Flamengo de Jesus equacionou pré-época no Benfica Campus e na Cidade do Futebol

Paulo Pelaipe, antigo dirigente do Flamengo, viu centros de treinos in loco

Paulo Pelaipe, antigo dirigente do Flamengo
Paulo Pelaipe, antigo dirigente do Flamengo
Paulo Pelaipe, antigo dirigente do Flamengo

Paulo Pelaipe trabalhou no Flamengo até 7 de janeiro e acompanhou as conquistas de Jorge Jesus no emblema brasileiro. O antigo dirigente, de 69 anos, explicou que estava a delinear uma possível pré-época em Portugal na altura em que foi demitido, por e-mail.

"Regressei ao Brasil após as férias, depois de ter ido a Portugal. Estive à conversa com o míster Jorge Jesus sobre a pré-temporada. Num primeiro momento, pensou-se que o Flamengo pudesse fazer 10 a 12 dias no Algarve. Tendo em conta o facto de a Confederação Brasileira de Futebol ter marcado a Supertaça para 16 de fevereiro acabaria por ficar muito em cima dessa data. Assim sendo, passaríamos a fazer a pré-temporada no Brasil, no Ninho do Urubu", começou por explicar à conversa num direto no Youtube com o jornalista Venê Casagrande, concretizando a ideia.

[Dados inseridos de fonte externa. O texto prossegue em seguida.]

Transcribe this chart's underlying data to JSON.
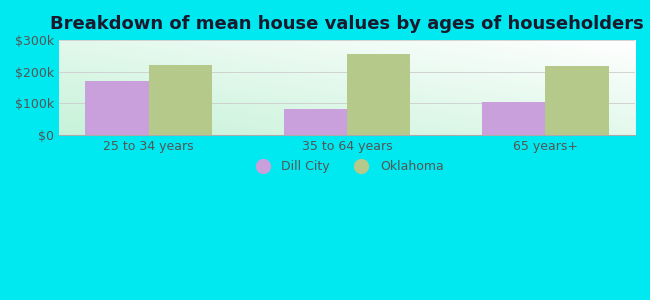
{
  "title": "Breakdown of mean house values by ages of householders",
  "categories": [
    "25 to 34 years",
    "35 to 64 years",
    "65 years+"
  ],
  "dill_city_values": [
    170000,
    82000,
    105000
  ],
  "oklahoma_values": [
    222000,
    255000,
    218000
  ],
  "ylim": [
    0,
    300000
  ],
  "yticks": [
    0,
    100000,
    200000,
    300000
  ],
  "ytick_labels": [
    "$0",
    "$100k",
    "$200k",
    "$300k"
  ],
  "bar_width": 0.32,
  "dill_city_color": "#c9a0dc",
  "oklahoma_color": "#b5c98a",
  "background_outer": "#00e8f0",
  "legend_dill_city": "Dill City",
  "legend_oklahoma": "Oklahoma",
  "title_fontsize": 13,
  "tick_fontsize": 9,
  "title_color": "#1a1a2e",
  "tick_color": "#555555"
}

"Depois de passar a quadra natalícia com a minha família, fui para Portugal a 1 de janeiro e conversei com o míster. Peguei num carro e fui ver o Algarve porque poderia ser lá a pré-temporada. Fui também conhecer o centro de estágio da seleção portuguesa e o centro de treinos do Benfica. Sabendo que a Supertaça iria ser naquela data, a possibilidade foi abortada. Os jogadores ficaram com data de regresso marcada para se apresentarem a 26 de janeiro", lembrou Pelaipe.

Chegada de Jorge Jesus

"O Jorge Baidek, o primeiro brasileiro a ser treinado pelo Jesus em Portugal, falava-me sempre muito do Jorge Jesus. Eu passei quatro meses em Portugal, em 2015. Em Lisboa, via os jogos e acompanhava as equipas. Houve uma coisa que me chamou muito à atenção. Houve um FC Porto-Benfica [em 2013] e o Benfica estava encaminhado para ganhar o título. No último minuto, um jogador brasileiro em vez executar o lançamento para a frente fê-lo para trás. A bola perdeu-se e um miúdo brasileiro [Kelvin] decide o jogo para o FC Porto. O Jesus caiu e ficou prostrado, um tempo considerável. Vi ali alguém comprometido, que sentiu. O treinador perde o jogo mas vai para o balneário. Depois, levantou-se e saiu cabisbaixo. O Baidek elogiava-o muito. Um dia, estava a ir para o Ninho do Urubu, recebi uma chamada do Baidek que me perguntava como estavam as coisas. Dizia que se o Flamengo pensasse mudar de treinador, o Jesus tinha deixado o mundo árabe e estava em Portugal. 'Se um dia levarem o Jesus para o Brasil vão apaixonar-se porque é alguém que trabalha da manhã à noite', disse. O Marcos Braz, vice-presidente de futebol do Flamengo, ouviu o que ele disse naquele dia. No dia em que o Flamengo perde com o At. Mineiro, eu vejo o Jorge Jesus a conversar com dirigentes da NRV e do Banco BMG. Tirei uma foto e mandei para o Marcos. O At. Mineiro estava a contratar o Jorge Jesus. Passado dois dias, a situação no Flamengo estava desconfortável. O Marcos estava na Alemanha e passados quatro dias percebeu quem tinha levado o Jorge Jesus para Belo Horizonte, que tinha sido o filho do Giuliano Bertolucci, o Lucca Bertolucci. O Marcos foi da Alemanha até Portugal, conversou com o presidente e convenceu-o. Fez a negociação com os representantes do Jorge Jesus. Fico feliz porque o Marcos Braz ouviu-me. O mérito todo da contratação é do Marcos e do presidente Landim."